La pénurie des pièces de monnaie impacte négativement l'activité commerciale au Cameroun : stations-services, boulangeries, pharmacies, marchés de vivres, aucun secteur n'est à l'abri. C'est toute une petite économie qui est ainsi mise à mal.
Un vrai calvaire pour Odette, vendeuse d'ananas : ''Le marché ne passe pas. Maintenant pour que tu vendes il faut d'abord avoir les pièces. Parce que la grande majorité vient avec des billets. Tu vas rendre la monnaie comment ?''
Aujourd'hui, à cause de cette rareté de la petite monnaie regrette la commerçante, son chiffre d'affaires a baissé considérablement.
Pour ce consommateur rencontré au marché, la situation est tout aussi difficile : ''C'est pas facile pour nous les acheteurs parce que quand vous partez par exemple dans un marché, que vous avez un billet par exemple de 1000 francs, vous faites des achats de 600 francs, le vendeur va vous dire qu'il n'a pas 400 francs.''
Dans le secteur des transports c'est aussi une autre galère, il faut rembourser 100 ou 200 frs voire plus à longueur de journée et lorsque la caisse se vide de sa petite monnaie confient ces conducteurs de taxis et de motos, le travail prend aussitôt un coup.
La première, selon lui, est liée au non renouvellement des signes monétaires : "Pour le cas du Cameroun, les signes monétaires sont remplacés tous les 10 ans(…) En 2003 on en a remplacé et depuis 2003 il fallait remplacer 10 ans plus tard en 2013, ça n'a pas été fait donc on utilise les mêmes signes monétaires", précise-t-il.
"N'ayant pas renouvelé ces signes monétaires, on s'est donc retrouvé avec une masse monétaire qui était chargée d'encadrer des transactions menées par 10, 15 millions d'habitants. Entre temps, cette taille de la population est passée à 25 millions donc les millions de personnes supplémentaires qui se sont ajoutées vous avez jusqu'à 10, 20, 40% d'opérateurs du secteur informel et d'autres secteurs qui se sont ajoutés mais la masse monétaire n'a pas changé", ajoute l'économiste.
La deuxième raison évoquée par le Dr Biada est relative à l'élargissement du maillage bancaire qui a crée une forte demande : "Avant nous avions nos banques commerciales qui étaient domiciliées à Douala et à Yaoundé mais l'embellie économique a fait que les guichets se sont démultipliés un peu partout à travers le pays."
Enfin, le Dr Biada indexe comme troisième cause de la pénurie : "L'augmentation croissante des petits métiers fait qu'on a besoin davantage de la petite monnaie malheureusement y 'en a pas assez, d'où donc sa rareté."
Parmi les causes de la pénurie, le journal Ecomatin cite aussi deux problèmes : celui du circuit de distribution et celui de communication sur la possibilité de changer des billets en pièces dans des lieux bien indiqués.

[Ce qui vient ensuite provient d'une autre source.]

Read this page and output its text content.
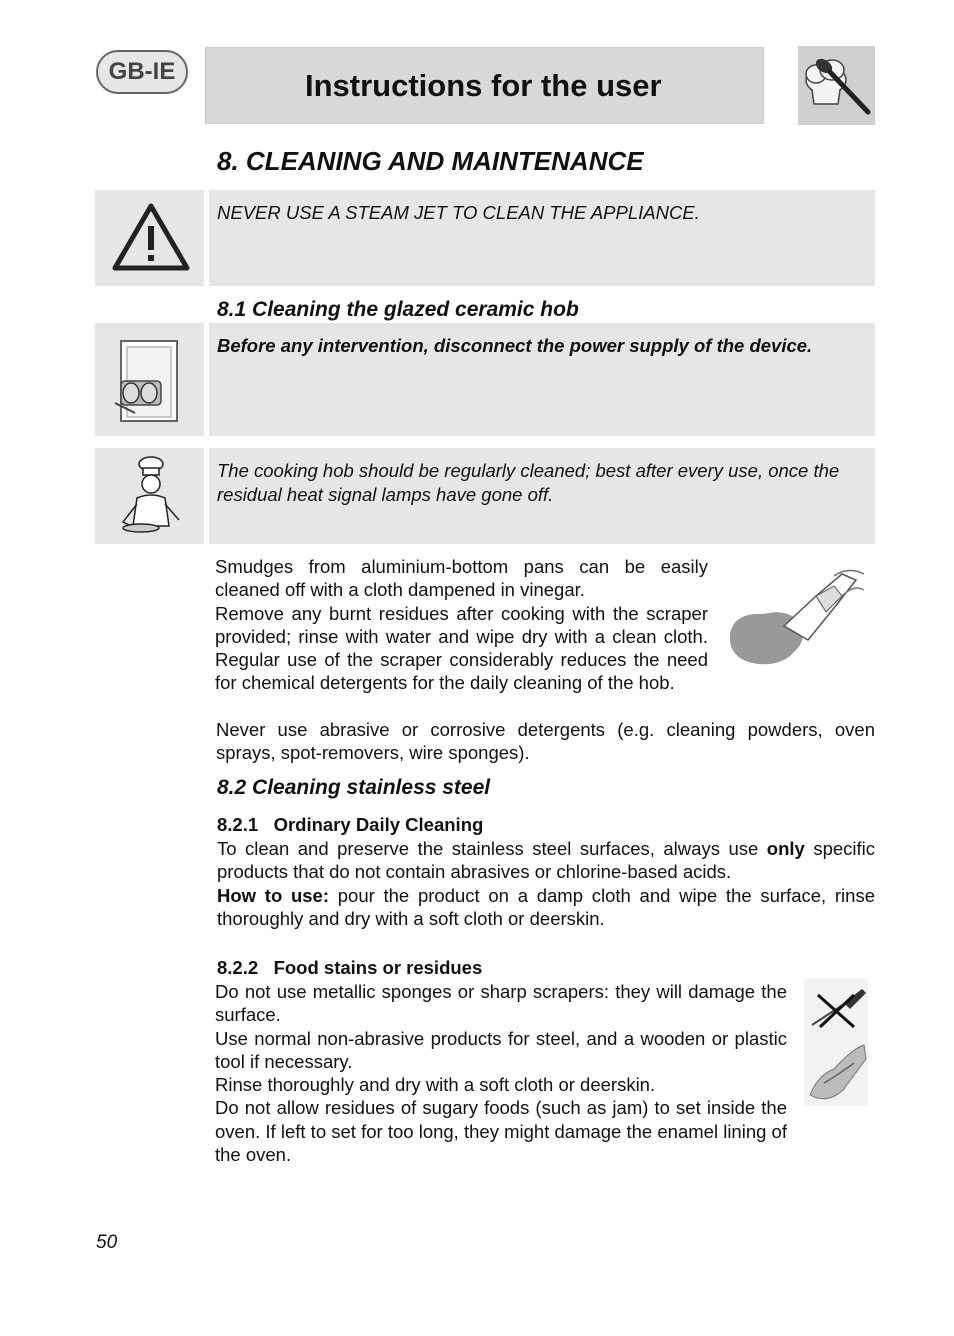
GB-IE	Instructions for the user
8. CLEANING AND MAINTENANCE
NEVER USE A STEAM JET TO CLEAN THE APPLIANCE.
8.1 Cleaning the glazed ceramic hob
Before any intervention, disconnect the power supply of the device.
The cooking hob should be regularly cleaned; best after every use, once the residual heat signal lamps have gone off.

Smudges from aluminium-bottom pans can be easily cleaned off with a cloth dampened in vinegar.

Remove any burnt residues after cooking with the scraper provided; rinse with water and wipe dry with a clean cloth. Regular use of the scraper considerably reduces the need for chemical detergents for the daily cleaning of the hob.

Never use abrasive or corrosive detergents (e.g. cleaning powders, oven sprays, spot-removers, wire sponges).
8.2 Cleaning stainless steel
8.2.1   Ordinary Daily Cleaning

To clean and preserve the stainless steel surfaces, always use only specific products that do not contain abrasives or chlorine-based acids.

How to use: pour the product on a damp cloth and wipe the surface, rinse thoroughly and dry with a soft cloth or deerskin.

8.2.2   Food stains or residues

Do not use metallic sponges or sharp scrapers: they will damage the surface.

Use normal non-abrasive products for steel, and a wooden or plastic tool if necessary.

Rinse thoroughly and dry with a soft cloth or deerskin.

Do not allow residues of sugary foods (such as jam) to set inside the oven. If left to set for too long, they might damage the enamel lining of the oven.

50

En 2018, la gendarmerie nationale avait démantelé un réseau constitué de Camerounais et de ressortissants chinois ayant à leur possession plusieurs sacs à l'intérieur desquels se trouvaient des pièces de 100 francs estimés à plusieurs millions de francs CFA.
Face à l'ampleur de ce trafic, le gouverneur de la BEAC avait tenté de rassurer à l'occasion d'une réunion de politique monétaire de la banque centrale en 2019 ; promettant ainsi des enquêtes avec les autorités camerounaises et les autres pays de la CEMAC pour déterminer disait-il, l'ampleur de ce phénomène afin de se doter des moyens de le circonscrire.

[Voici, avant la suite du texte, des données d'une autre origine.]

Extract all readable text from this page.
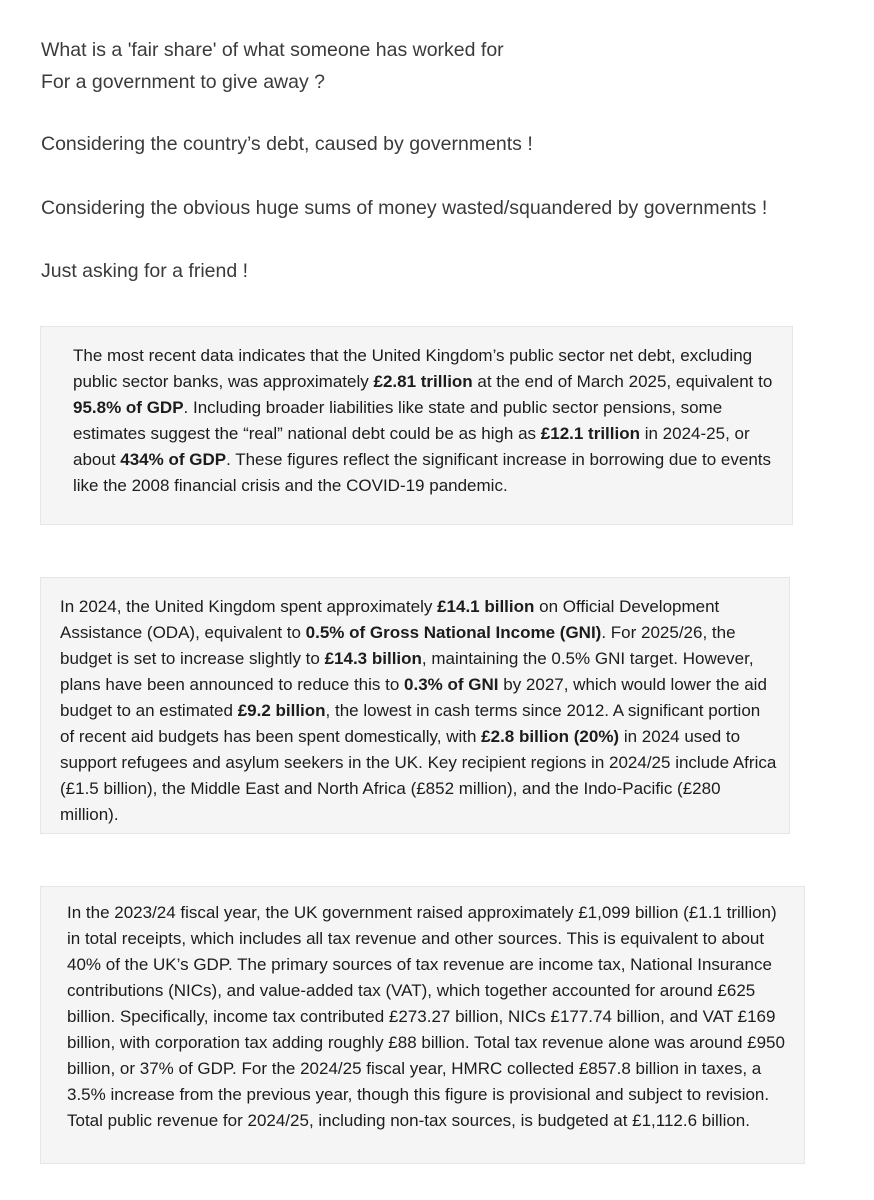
What is a 'fair share' of what someone has worked for
For a government to give away ?
Considering the country’s debt, caused by governments !
Considering the obvious huge sums of money wasted/squandered by governments !
Just asking for a friend !

The most recent data indicates that the United Kingdom’s public sector net debt, excluding public sector banks, was approximately £2.81 trillion at the end of March 2025, equivalent to 95.8% of GDP. Including broader liabilities like state and public sector pensions, some estimates suggest the “real” national debt could be as high as £12.1 trillion in 2024-25, or about 434% of GDP. These figures reflect the significant increase in borrowing due to events like the 2008 financial crisis and the COVID-19 pandemic.

In 2024, the United Kingdom spent approximately £14.1 billion on Official Development Assistance (ODA), equivalent to 0.5% of Gross National Income (GNI). For 2025/26, the budget is set to increase slightly to £14.3 billion, maintaining the 0.5% GNI target. However, plans have been announced to reduce this to 0.3% of GNI by 2027, which would lower the aid budget to an estimated £9.2 billion, the lowest in cash terms since 2012. A significant portion of recent aid budgets has been spent domestically, with £2.8 billion (20%) in 2024 used to support refugees and asylum seekers in the UK. Key recipient regions in 2024/25 include Africa (£1.5 billion), the Middle East and North Africa (£852 million), and the Indo-Pacific (£280 million).

In the 2023/24 fiscal year, the UK government raised approximately £1,099 billion (£1.1 trillion) in total receipts, which includes all tax revenue and other sources. This is equivalent to about 40% of the UK’s GDP. The primary sources of tax revenue are income tax, National Insurance contributions (NICs), and value-added tax (VAT), which together accounted for around £625 billion. Specifically, income tax contributed £273.27 billion, NICs £177.74 billion, and VAT £169 billion, with corporation tax adding roughly £88 billion. Total tax revenue alone was around £950 billion, or 37% of GDP. For the 2024/25 fiscal year, HMRC collected £857.8 billion in taxes, a 3.5% increase from the previous year, though this figure is provisional and subject to revision. Total public revenue for 2024/25, including non-tax sources, is budgeted at £1,112.6 billion.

"La monnaie divisionnaire vient en fait consacrer l'ère de l'économie monétaire. Le principal intérêt de la petite monnaie est que lorsqu'il y en a assez, la vitesse de déroulement des transactions dans l'économie devient très rapide donc son absence crée des lenteurs" affirme le Dr Biada.
"Lorsque les transactions se déroulent très vite, la principale incidence que l'on note c'est quoi ? c'est l'augmentation du chiffre d'affaires. Or quand le chiffre d'affaires augmente, l'Etat est content parce que l'Etat va asseoir son impôt sur le chiffre d'affaires. La rareté de la monnaie divisionnaire a une incidence sur le plan micro- économique mais également macro-économique" conclut-il.
BBC Afrique a contacté les services de communication de la BEAC pour savoir comment la banque compte régler le problème de la pénurie de petite monnaie. Mais nos efforts n'ont pas abouti.